There has long been controversy in the literature, he said, about whether CMV reactivation is a marker of severe inflammatory disease that has no bearing on prognosis or whether it is pathogenic and exacerbates the colitis, with worse outcome. Most studies at this point, though not all, support that CMV in patients with IBD is associated with increased patient mortality, nonresponse to immunosuppressive therapy, higher rates of colectomy, longer hospital stays, and higher costs, and that treating CMV restores steroid responsiveness, reduces the colectomy rate, and improves the outcome, he said.

CMV can exacerbate colitis by promoting proinflammatory cytokine production; replicating in the endothelial cells, resulting in microthrombi and tissue ischemia; and disrupting epithelial tight junctions in the gut, enhancing bacterial translocation.

“Some people have suggested that CMV may not be as relevant today in the age of biologics as it was years ago when everyone was on steroids and thiopurines,” Dr. Misdraji said. Those drugs and cyclosporines do raise the risk for CMV, whereas the newer anti-TNF agents, such as infliximab and adalimumab, are not associated with an increased risk of CMV reactivation.

Dr. Misdraji

“It turns out that the new kid on the block is vedolizumab,” he said, “and that does increase the risk of severe CMV,” by targeting the α4β7 integrin that homes lymphocytes to the gut. “Ultimately, many of these therapies are given sequentially or concurrently, and CMV today remains an important opportunistic infection in this patient population.”

For clinicians, diagnosing CMV disease versus infection in patients with IBD is a challenge, Dr. Misdraji said. “Many of these patients have CMV infection, meaning they’ve already been carrying it and they’re infected with the virus,” he said, “but how do we demonstrate there’s active CMV disease?” Endoscopy is one modality, and some but not all studies have found clinically relevant CMV disease to be associated with deep ulcers. “Serology has very limited utility in reactivation,” he noted. IgM occurs in primary CMV infection, and most patients have an IgG.

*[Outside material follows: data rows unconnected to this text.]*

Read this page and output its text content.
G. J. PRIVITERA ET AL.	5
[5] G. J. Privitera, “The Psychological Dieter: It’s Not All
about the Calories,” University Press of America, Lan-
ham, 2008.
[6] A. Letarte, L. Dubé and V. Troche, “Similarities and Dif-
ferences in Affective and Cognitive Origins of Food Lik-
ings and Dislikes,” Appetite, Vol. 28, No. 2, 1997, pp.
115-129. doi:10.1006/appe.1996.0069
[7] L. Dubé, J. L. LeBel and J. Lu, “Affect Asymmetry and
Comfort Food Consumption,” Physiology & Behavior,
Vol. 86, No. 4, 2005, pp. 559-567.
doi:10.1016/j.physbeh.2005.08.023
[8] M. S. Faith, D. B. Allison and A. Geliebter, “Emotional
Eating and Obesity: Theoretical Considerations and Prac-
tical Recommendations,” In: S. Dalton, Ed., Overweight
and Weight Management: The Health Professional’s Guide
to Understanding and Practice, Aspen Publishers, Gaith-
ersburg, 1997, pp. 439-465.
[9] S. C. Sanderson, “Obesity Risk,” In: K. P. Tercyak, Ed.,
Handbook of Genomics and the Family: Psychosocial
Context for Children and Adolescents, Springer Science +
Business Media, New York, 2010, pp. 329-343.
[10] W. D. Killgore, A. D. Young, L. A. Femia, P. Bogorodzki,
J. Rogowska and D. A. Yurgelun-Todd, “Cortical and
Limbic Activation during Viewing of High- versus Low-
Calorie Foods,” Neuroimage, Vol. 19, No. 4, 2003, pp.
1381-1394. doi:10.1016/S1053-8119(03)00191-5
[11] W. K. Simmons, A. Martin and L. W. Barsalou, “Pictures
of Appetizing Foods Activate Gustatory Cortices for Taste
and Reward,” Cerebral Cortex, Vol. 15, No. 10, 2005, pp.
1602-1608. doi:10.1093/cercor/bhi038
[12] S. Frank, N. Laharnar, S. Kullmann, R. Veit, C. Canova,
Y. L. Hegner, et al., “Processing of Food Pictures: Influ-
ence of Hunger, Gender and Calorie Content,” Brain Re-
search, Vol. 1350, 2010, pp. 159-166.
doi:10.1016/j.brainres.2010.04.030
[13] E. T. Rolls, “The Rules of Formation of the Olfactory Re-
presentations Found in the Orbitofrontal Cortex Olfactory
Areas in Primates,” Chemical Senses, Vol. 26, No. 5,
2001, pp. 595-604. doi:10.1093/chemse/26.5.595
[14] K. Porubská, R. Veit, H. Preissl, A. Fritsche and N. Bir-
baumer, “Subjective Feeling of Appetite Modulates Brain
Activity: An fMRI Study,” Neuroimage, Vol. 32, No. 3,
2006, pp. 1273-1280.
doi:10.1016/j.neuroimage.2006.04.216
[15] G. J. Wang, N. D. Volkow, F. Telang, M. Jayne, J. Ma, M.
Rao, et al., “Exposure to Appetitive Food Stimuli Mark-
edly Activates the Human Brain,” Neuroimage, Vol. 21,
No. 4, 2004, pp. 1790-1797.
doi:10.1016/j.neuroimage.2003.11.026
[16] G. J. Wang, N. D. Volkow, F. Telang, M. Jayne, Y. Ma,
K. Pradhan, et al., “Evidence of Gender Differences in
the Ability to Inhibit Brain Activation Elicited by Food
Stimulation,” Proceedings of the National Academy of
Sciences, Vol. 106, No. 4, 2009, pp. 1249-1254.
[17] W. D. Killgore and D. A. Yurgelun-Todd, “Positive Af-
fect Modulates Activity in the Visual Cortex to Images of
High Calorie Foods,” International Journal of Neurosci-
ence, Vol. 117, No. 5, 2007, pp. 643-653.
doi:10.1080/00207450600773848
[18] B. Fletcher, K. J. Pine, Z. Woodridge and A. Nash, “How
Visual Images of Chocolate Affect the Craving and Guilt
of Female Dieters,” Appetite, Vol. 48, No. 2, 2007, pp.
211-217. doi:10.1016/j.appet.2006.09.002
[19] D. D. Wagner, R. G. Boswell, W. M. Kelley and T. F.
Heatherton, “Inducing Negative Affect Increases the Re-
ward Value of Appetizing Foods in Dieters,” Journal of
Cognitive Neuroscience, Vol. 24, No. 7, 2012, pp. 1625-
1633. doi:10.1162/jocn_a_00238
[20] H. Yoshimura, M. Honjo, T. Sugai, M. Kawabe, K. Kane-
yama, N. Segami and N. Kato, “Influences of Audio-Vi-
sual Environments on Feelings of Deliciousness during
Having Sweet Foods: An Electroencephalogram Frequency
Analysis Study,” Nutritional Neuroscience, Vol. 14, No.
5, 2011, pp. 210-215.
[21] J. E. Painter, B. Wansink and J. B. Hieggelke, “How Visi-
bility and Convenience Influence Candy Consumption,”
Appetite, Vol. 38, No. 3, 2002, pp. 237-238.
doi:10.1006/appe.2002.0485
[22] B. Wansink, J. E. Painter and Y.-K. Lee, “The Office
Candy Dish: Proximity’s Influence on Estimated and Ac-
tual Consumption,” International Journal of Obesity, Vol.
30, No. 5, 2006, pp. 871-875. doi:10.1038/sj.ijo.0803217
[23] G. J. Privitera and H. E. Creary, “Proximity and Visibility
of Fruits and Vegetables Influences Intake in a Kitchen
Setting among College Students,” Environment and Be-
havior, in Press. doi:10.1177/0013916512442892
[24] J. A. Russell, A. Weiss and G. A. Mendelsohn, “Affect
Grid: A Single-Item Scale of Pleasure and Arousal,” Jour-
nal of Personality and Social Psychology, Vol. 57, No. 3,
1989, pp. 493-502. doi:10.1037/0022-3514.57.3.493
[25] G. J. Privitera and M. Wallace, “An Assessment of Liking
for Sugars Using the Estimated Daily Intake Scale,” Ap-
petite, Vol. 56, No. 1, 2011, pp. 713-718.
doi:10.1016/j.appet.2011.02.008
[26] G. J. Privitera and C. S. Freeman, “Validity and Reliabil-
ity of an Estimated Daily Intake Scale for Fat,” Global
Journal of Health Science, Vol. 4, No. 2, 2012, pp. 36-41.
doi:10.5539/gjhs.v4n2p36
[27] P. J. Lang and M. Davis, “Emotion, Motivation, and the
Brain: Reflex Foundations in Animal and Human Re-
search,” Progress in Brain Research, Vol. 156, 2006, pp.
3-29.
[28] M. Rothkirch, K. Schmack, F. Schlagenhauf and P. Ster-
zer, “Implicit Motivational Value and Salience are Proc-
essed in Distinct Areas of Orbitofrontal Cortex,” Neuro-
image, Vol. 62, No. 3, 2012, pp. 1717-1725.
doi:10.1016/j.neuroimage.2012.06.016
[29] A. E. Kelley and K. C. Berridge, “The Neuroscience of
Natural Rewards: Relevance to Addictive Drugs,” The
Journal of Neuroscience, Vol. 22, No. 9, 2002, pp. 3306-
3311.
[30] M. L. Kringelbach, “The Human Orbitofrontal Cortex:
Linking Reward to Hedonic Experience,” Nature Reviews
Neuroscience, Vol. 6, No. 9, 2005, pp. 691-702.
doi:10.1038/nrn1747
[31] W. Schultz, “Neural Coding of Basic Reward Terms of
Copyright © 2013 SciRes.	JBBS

CMV antigenemia assays detect pp65 antigen in circulating lymphocytes, he said, and are not entirely predictive of CMV activity in the colon.

CMV PCR in blood leukocytes is a relatively rapid test and thus used frequently, “almost as a screening test,” he said. But since CMV involves the blood only after days or weeks of viral replication in the colon, a positive result is helpful but a negative result may be less so. There will be a positive value in 48 percent of patients with an IHC diagnosis and 60 percent if there are numerous inclusions. A high viral level result supports treatment, but cutoffs have not been established.

PCR in colonic tissue is one of the two gold standards. “High values of quantitative PCR in the colon do correlate with active disease, and the test is usually negative in biopsies that do not have inclusions,” Dr. Misdraji said. The other is histology with immunohistochemistry, which “is a gold standard across numerous white papers. Ultimately, we are the gold standard,” he said.